Melissa Bertenthal  (Courtesy photograph)
Melissa Bertenthal (Courtesy photograph)

NORWICH — A nonprofit organization founded by volunteers to assist asylum seekers and refugees in the Upper Valley has hired its first executive director.

Melissa Bertenthal officially began her full-time role at Supporting and Helping Asylum-seekers and Refugees, more often known by its acronym, SHARe, on July 1.

She comes to the Norwich-based organization from the Ethiopian Community Development Council, a national refugee resettlement agency in Brattleboro, Vt., where she served as director of programs. She is SHARe’s first employee.

The role at SHARe appealed to her because it offers “the opportunity and the potential that comes with stepping into a community that’s so committed to passionately welcoming” newcomers, Bertenthal, of Putney, Vt., said in a phone interview last week.

Bertenthal was selected from a pool of about 35 applicants, Martha Tecca, who serves as a consultant to SHARe’s board and as interim operating team lead, said.

Bertenthal, 44, who grew up in Charlottesville, Va., has worked in refugee resettlement since 2007, is fluent in Spanish and has lived in Vermont for almost two years. While her official start date was earlier this month, Bertenthal has been working for SHARe since May.

While the organization has worked with a part-time consultant in the last year, it became clear to the board that SHARe could benefit from hiring someone full time.

“During the past two years, SHARe has experienced more requests for assistance from newcomers than we have been able to respond to with solely volunteer service providers,” board chair Nick Krembs wrote an email last week.

The board is hopeful that Bertenthal’s experience “settling newcomers, motivating volunteers, building an effective organization, collaborating with partnering organizations, connecting with funding sources and connecting with all the people she encounters” will help to energize the organization, Krembs said.

SHARe was founded in 2020 by like-minded Upper Valley residents interested in supporting asylum seekers and grew out of the Immigrant Support Network of the United Valley Interfaith Project, which has since disbanded.

In 2023, SHARe and and the Upper Valley Neighborhood Support Team — which was founded through a partnership with the Worcester, Mass.-based Ascentria Care Alliance that helps support new Americans — joined together to welcome Afghan evacuees, according to Tecca. Another nonprofit organization, CommunityCare of Lyme, which assists Lyme residents, helped provide funding.

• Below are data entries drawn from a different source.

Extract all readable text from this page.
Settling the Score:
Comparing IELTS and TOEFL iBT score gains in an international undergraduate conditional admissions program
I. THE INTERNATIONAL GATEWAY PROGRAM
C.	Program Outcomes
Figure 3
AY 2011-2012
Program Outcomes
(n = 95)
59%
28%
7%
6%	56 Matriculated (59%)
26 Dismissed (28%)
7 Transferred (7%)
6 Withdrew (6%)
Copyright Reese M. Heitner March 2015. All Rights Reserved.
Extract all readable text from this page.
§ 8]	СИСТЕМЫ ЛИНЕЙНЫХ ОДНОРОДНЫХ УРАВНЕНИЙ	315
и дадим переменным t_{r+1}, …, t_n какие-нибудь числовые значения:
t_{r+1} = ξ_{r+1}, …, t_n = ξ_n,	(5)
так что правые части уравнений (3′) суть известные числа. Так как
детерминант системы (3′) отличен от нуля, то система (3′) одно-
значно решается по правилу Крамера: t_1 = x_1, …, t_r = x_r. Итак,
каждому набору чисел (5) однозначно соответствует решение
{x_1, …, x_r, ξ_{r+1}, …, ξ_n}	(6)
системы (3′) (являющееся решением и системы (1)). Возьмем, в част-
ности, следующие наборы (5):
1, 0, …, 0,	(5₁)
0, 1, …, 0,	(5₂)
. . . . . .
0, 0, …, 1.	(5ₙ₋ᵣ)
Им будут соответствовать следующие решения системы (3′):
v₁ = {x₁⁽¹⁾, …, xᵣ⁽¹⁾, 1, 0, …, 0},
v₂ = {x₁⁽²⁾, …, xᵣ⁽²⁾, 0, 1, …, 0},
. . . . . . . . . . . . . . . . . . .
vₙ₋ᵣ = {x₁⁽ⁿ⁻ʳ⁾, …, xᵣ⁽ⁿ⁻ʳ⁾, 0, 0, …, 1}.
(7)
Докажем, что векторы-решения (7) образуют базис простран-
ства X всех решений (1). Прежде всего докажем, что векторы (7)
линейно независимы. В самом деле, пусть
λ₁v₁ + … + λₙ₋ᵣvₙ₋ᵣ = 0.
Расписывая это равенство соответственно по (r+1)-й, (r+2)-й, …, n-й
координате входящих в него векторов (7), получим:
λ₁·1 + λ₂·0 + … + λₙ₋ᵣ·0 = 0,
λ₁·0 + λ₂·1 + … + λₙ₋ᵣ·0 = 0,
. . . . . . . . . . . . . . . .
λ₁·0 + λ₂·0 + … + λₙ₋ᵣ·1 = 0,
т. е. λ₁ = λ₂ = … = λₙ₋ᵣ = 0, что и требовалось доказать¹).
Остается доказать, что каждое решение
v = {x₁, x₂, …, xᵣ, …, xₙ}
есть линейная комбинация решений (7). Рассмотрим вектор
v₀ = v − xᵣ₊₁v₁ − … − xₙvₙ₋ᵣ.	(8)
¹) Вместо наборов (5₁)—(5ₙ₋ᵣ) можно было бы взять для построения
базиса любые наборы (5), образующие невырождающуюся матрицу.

In the last five years, SHARe has helped to welcome more than 107 people from 15 countries and worked with more than 75 community organizations. More than 450 volunteers have assisted in SHARe’s efforts, from providing transportation to assisting with English language skills.

“Our work has grown tremendously and it is a volunteer-based organization that is dependent on the coordination of volunteers, many businesses and organizations that collaborate to provide the services SHARe provides,” Tecca said in a phone interview last week about the decision to hire an executive director.

Its budget for the 2025 calendar year is $174,000; the organization declined to provide Bertenthal’s salary. Foundations and private donors provide the majority of SHARe’s funding; it also received a grant from the State of Vermont to support Vermont asylum-seekers, Tecca wrote in an email last week.

SHARe does not have a physical location. While Bertenthal will be able to complete some work from home, she will primarily work in the field, meeting with families and community partners.

She sees part of her role as taking on some of “the more cumbersome and bureaucratic tasks,” such as assisting refugees and asylum seekers in signing up for health benefits and wrangling legal documents. With Bertenthal onboard, volunteers can focus on helping newcomers feel at home by introducing them to neighbors and connecting them to children’s programs.

SHARe is currently working with the Arlington, Va.-based nonprofit organization No One Left Behind, which supports Afghans who worked directly with the U.S. military and are now settling in the states. SHARe is helping one such family who arrived in the Upper Valley last month.

“We’re hopeful that we’re going to be accepting more families through this partnership,” Bertenthal said.

She expects it will become harder, however, for people to settle in the U.S. as the Trump administration introduces policies to limit the number of refugees and asylum seekers allowed into the country.

It will also become harder for those already settled to access services, Bertenthal said.

The president’s so-called “Big Beautiful Bill,” which Congress recently approved, includes a measure that “immigrants — even those who came in legally — are no longer eligible for food stamps and support,” Bertenthal said. As a result, Bertenthal expects to have to address food insecurity within her first months at SHARe.

For more information about SHARe, including how to volunteer, visit https://sharevtnh.org/.

Liz Sauchelli can be reached at esauchelli@vnews.com or 603-727-3221.

CORRECTION: The nonprofit organization Supporting and Helping Asylees and Refugees, known as SHARe, is based in Norwich. A previous version of this story gave an incorrect location for the nonprofit’s home base.